4

We have an application that has generated so far over 540k images. The images are kept in a tree structure which is using 5 million Inodes so far.

We would like to backup the data daily in a remote offsite server. We thought of using rsync but we're not sure if it's going to be fastest way.

Do you guys have any recommendation for an efficient backup strategy?

raullarion
  • 43
  • 3
  • How much of it changes? Are there changes within files, or are only new files added (and existing stay the same)? Do you have any storage space (compression) requirements? What is your bandwidth between the source and destination? Do you have any hard caps on time taken (e.g. 2 hours) rather than just a "fastest"? – Bob Feb 01 '18 at 06:57
  • The files are subject to constant changes. Yesterday, our app generated 24k new files. We don't keep track of how many get removed on a daily basis but it's safe to estimate that around 10k are removed daily. The app is hosted in Amsterdam, the backup server is in US, East Coast. We don't know the exact bandwidth between the servers but we're using the same backup server for other apps and things run pretty fast. We don't have hard caps on time taken but we don't want the backup process to generate high loads on our app server. – raullarion Feb 01 '18 at 07:09
  • 540K images, 5M inodes, lots of subdirectories? In applications that generate very many files is usually a good idea to store files in time related directories to avoid directories with too many children. You then create a new directory every year/month/day/hour depending on creation rate. is this already the case? If so knowing when your last backup was will help focus on when to look for new files (yes, this doesn't take care of old files that have changed, but the applications also avoid doing that, preferring creating a new file). – xenoid Feb 01 '18 at 07:39
  • Unfortunately, yes, too many subdirectories. It is a very big design flaw but I'm afraid there is not much we can do now for our existing files. – raullarion Feb 01 '18 at 10:31

1 Answers1

2

Man, it takes such a long time to scan 5,000,000 inodes every single day to find files that changed!

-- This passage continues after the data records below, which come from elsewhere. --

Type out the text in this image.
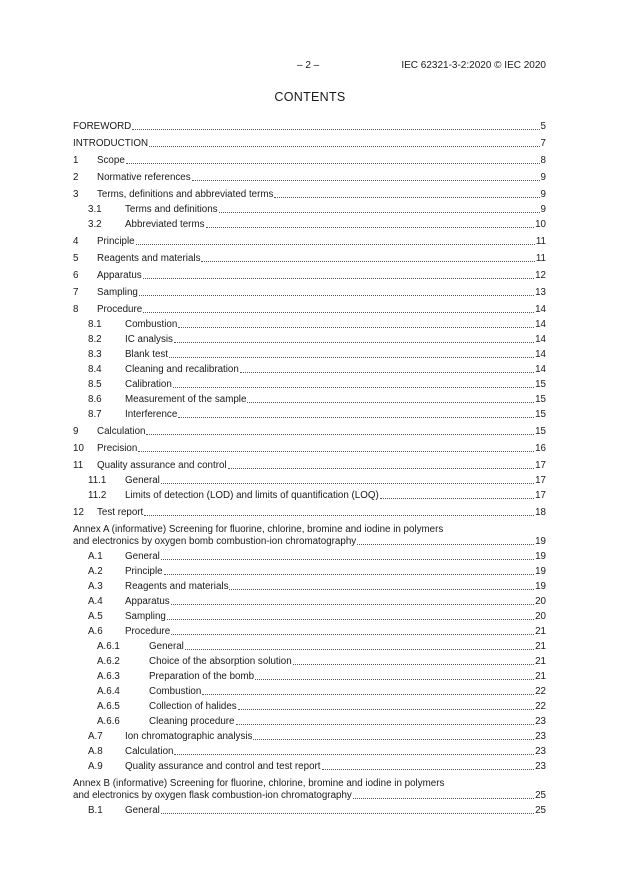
– 2 –	IEC 62321-3-2:2020 © IEC 2020
CONTENTS
FOREWORD	5
INTRODUCTION	7
1	Scope	8
2	Normative references	9
3	Terms, definitions and abbreviated terms	9
3.1	Terms and definitions	9
3.2	Abbreviated terms	10
4	Principle	11
5	Reagents and materials	11
6	Apparatus	12
7	Sampling	13
8	Procedure	14
8.1	Combustion	14
8.2	IC analysis	14
8.3	Blank test	14
8.4	Cleaning and recalibration	14
8.5	Calibration	15
8.6	Measurement of the sample	15
8.7	Interference	15
9	Calculation	15
10	Precision	16
11	Quality assurance and control	17
11.1	General	17
11.2	Limits of detection (LOD) and limits of quantification (LOQ)	17
12	Test report	18
Annex A (informative) Screening for fluorine, chlorine, bromine and iodine in polymers
and electronics by oxygen bomb combustion-ion chromatography	19
A.1	General	19
A.2	Principle	19
A.3	Reagents and materials	19
A.4	Apparatus	20
A.5	Sampling	20
A.6	Procedure	21
A.6.1	General	21
A.6.2	Choice of the absorption solution	21
A.6.3	Preparation of the bomb	21
A.6.4	Combustion	22
A.6.5	Collection of halides	22
A.6.6	Cleaning procedure	23
A.7	Ion chromatographic analysis	23
A.8	Calculation	23
A.9	Quality assurance and control and test report	23
Annex B (informative) Screening for fluorine, chlorine, bromine and iodine in polymers
and electronics by oxygen flask combustion-ion chromatography	25
B.1	General	25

What if there was a way to back up only the changes since the last backup?

Well, you can… with snapshots!

The biggest hurdle to snapshots is switching to a file system that supports them.

On Linux, two well-known snapshotting file systems are:

  • Btrfs – Designed for Linux, less battle-tested
  • ZFS – Ported to Linux, been around longer

Both are copy-on-write file systems. What that practically means for you is that they keep track of the changes since the last snapshot so that when you send the latest snapshot to the backup server, only the changes get sent but you still have a complete copy of all daily backups that you decide to keep.

This means that as a bonus, you have the potential of keeping more than one day of backups for not much extra space (only the disk space used by the changes each day), and you can flexibly delete the backups, keeping weekly, monthly, or yearly backups as you desire.

Btrfs Incremental Backups

This is an example of commands you can run to make incremental backups and send them to your backup server:

# Make a snapshot
btrfs subvolume snapshot -r /app/data /backup/app-data-$(date "+%Y%m%dT%H%M%S%Z")

# Ensure the snapshot is saved
sync

# Find your latest snapshot, referred to as `/backup/app-data-THIS_BACKUP_TIMESTAMP` below
ls -lhtr /backup/

# Send the snapshot since the previous snapshot to the backup server
btrfs send -p /backup/app-data-LAST_BACKUP_TIMESTAMP /backup/app-data-THIS_BACKUP_TIMESTAMP | ssh BACKUP_USER@BACKUP_SERVER "btrfs receive /backup/app-data"

Note: Exclude -p /backup/app-data-LAST_BACKUP_TIMESTAMP from the last command if this is the first backup.

ZFS Incremental Backups

This is an example of commands you can run to make incremental backups and send them to your backup server:

# Create a snapshot of the "data" dataset in your "app-pool" zpool
zfs snapshot app-pool/data@$(date "+%Y%m%dT%H%M%S%Z")

# Find your latest snapshot, referred to as `app-pool/data@THIS_BACKUP_TIMESTAMP` below
zfs list -rt snapshot app-pool/data

# Send the snapshot since the previous snapshot to the backup server
zfs send -i app-pool/data@LAST_BACKUP_TIMESTAMP app-pool/data@THIS_BACKUP_TIMESTAMP | ssh BACKUP_USER@BACKUP_SERVER "zfs receive backup-pool/app-data"

Note: Exclude -i app-pool/data@LAST_BACKUP_TIMESTAMP from the last command if this is the first backup.

Deltik
  • 19,353
  • 17
  • 73
  • 114